AML Policy

1. Definition of Money Laundering in the Cryptocurrency Sector

In the context of cryptocurrency, money laundering refers to the process of concealing the origins of illegally obtained funds by making them appear as though they stem from legitimate sources within the digital asset space. This typically involves complex transactions across multiple cryptocurrency platforms, designed to obscure the transaction path, complicating efforts to trace funds back to their illicit sources. The misuse of cryptocurrencies in money laundering poses significant risks, often linked to organized crime and terrorism, and has potential ramifications for the integrity of the global financial system.

2. Regulatory Framework in the Czech Republic

Entities operating within the cryptocurrency sector in the Czech Republic are governed by stringent anti-money laundering regulations. Key compliance measures include:

  • ●  AML and KYC Procedures: Implementation of rigorous AML and KYC protocols to ensure due diligence in client identification, thorough transaction monitoring, and prompt reporting of suspicious activities.
    ●  Adherence to Local Law: Full compliance with Czech regulatory standards established for Virtual Asset Service Providers (VASPs).
    ●  Data Protection: Compliance with data protection laws to ensure the security and confidentiality of client information.
    ●  Regular Updates: Regular review and adaptation of AML and KYC policies to align with new legal requirements and regulatory guidance.
    ●  Collaboration with Regulatory Authorities: Active cooperation with Czech regulatory bodies, such as the Czech National Bank, to stay updated on regulatory changes.
    ●  Risk-Based Approach: Implementation of a risk-based approach to assess and mitigate potential money laundering risks.

3. AML and CTF Policy

Very Fast Exchange s.r.o. establishes and enforces an Anti-Money Laundering (AML) and Counter-Terrorist Financing (CTF) Policy in line with Czech law to mitigate the risk of money laundering and terrorist financing.

4. Key Elements of the AML Policy

4.1 Client Due Diligence (CDD)

  • ●  Verification: Verify the identity of clients and beneficial owners through reliable sources.
    ●  Risk Assessment: Collect and verify client identification data and assess the risk posed by each client.

4.2 Enhanced Due Diligence (EDD)

For higher-risk clients and transactions, conduct additional verification measures such as background checks and source of funds assessments.

4.3 Risk Assessment

Apply a risk-based approach to understand specific risks and allocate resources accordingly.

4.4 Periodic Review

Conduct periodic reviews of client activities, updating profiles to ensure accuracy and relevance.

4.5 Transaction Monitoring

Continuously monitor client transactions to ensure alignment with the client’s risk profile.

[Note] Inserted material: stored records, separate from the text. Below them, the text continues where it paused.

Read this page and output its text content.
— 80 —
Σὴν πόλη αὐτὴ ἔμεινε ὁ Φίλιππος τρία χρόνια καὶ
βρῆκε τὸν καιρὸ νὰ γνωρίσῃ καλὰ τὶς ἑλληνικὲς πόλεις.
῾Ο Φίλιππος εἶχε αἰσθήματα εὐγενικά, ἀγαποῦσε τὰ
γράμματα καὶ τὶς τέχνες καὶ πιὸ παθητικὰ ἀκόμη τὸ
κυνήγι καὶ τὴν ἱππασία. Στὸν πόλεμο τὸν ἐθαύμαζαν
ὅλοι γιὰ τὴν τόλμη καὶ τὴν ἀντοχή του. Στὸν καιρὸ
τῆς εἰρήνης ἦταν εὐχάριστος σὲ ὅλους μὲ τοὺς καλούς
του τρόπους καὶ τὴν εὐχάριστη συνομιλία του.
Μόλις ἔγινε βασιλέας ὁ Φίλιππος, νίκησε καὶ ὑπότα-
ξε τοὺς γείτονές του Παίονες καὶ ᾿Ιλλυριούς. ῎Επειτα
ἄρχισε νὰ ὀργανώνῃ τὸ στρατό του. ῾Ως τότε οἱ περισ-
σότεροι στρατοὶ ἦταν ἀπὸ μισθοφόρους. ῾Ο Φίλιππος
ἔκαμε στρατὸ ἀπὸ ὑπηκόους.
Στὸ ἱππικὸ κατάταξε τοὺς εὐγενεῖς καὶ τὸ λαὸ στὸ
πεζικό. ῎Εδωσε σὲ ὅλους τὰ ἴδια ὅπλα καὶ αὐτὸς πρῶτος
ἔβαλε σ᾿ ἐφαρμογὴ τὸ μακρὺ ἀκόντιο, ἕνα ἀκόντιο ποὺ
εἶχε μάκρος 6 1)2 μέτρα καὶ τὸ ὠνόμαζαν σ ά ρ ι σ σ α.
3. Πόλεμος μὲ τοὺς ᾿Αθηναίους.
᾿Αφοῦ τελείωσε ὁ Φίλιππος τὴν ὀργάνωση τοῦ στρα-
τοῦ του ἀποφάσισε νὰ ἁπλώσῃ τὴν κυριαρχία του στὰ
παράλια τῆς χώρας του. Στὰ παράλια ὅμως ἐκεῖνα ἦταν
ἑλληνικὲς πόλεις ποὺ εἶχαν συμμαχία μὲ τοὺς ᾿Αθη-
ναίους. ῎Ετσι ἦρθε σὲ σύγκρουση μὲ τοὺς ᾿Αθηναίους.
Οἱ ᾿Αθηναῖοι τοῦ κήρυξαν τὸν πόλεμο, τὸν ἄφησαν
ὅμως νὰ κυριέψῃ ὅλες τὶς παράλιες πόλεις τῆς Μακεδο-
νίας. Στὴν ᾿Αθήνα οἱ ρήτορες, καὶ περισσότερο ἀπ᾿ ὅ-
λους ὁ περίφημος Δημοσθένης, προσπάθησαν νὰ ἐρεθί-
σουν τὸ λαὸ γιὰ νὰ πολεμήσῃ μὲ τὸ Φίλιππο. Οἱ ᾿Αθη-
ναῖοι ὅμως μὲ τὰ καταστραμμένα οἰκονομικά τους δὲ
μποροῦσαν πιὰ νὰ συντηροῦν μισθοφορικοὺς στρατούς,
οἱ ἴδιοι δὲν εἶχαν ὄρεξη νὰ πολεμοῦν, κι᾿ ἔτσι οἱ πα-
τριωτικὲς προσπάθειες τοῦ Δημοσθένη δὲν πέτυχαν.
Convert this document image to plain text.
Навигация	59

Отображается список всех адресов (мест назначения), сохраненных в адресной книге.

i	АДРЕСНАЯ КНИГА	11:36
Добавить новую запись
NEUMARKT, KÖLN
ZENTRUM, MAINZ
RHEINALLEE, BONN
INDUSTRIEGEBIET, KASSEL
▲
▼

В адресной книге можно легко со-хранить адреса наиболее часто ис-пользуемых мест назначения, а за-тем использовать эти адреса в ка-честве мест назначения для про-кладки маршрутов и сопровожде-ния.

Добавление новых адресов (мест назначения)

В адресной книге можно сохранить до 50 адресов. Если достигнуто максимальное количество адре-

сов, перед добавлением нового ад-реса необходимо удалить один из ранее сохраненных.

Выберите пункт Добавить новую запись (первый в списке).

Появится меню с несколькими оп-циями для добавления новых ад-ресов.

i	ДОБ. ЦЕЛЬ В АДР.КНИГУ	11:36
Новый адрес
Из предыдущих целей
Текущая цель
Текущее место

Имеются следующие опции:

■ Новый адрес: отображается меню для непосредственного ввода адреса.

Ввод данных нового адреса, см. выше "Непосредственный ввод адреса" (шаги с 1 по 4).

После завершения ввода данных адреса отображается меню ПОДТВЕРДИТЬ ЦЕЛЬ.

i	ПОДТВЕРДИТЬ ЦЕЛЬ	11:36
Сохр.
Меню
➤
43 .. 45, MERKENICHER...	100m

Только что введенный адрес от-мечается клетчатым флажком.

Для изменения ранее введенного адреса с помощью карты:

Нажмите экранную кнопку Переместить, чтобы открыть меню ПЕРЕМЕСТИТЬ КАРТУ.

Objectives include:

  Identifying and flagging suspicious transactions.
  Confirming the accuracy of client and beneficiary data.
  Reassessing client risk levels as circumstances change.

4.6 Communication with Competent Authorities

Notify relevant authorities of suspected money laundering or terrorist financing and assist with investigations.

4.7 Suspicious Activity Reporting

Utilize advanced transaction monitoring systems and maintain a compliance team to detect suspicious transactions.

4.8 Record Keeping

Maintain detailed records for each client to ensure compliance and availability for potential investigations.

4.9 AML Training

Provide employee training programs to ensure understanding of AML compliance and identification of suspicious activities.

4.10 Assurance Testing

Conduct assurance testing to evaluate the effectiveness of AML policies:

  • ●  Internal Audits: Regular audits to assess compliance and identify areas for improvement.
    ●  External Audits: Engage third-party auditors for independent assessments.
    ●  Testing Frequency: Perform assurance testing at least annually, with additional reviews as necessary.
    ●  Reporting Findings: Document findings and implement corrective actions promptly.

4.11 Financial Sanctions

Ensure compliance with applicable financial sanctions and embargoes:

●  Screening: Conduct client and transaction screening against sanctions lists.
●  Risk Assessment: Assess risks associated with financial sanctions.
●  Reporting Obligations: Report any identified sanctions violations to relevant authorities.
●  Training and Awareness: Train employees on compliance with financial sanctions.

4.12 Geographic Risk Assessment

Assess geographical risk factors as part of the overall risk-based approach.

4.13 Customer Awareness

Communicate AML policies to clients and emphasize their role in reporting suspicious activities.

4.14 Technology and Tools

Leverage advanced technology for transaction monitoring and data protection.

4.15 Cross-Border Transactions

Monitor cross-border transactions closely to ensure compliance with relevant regulations.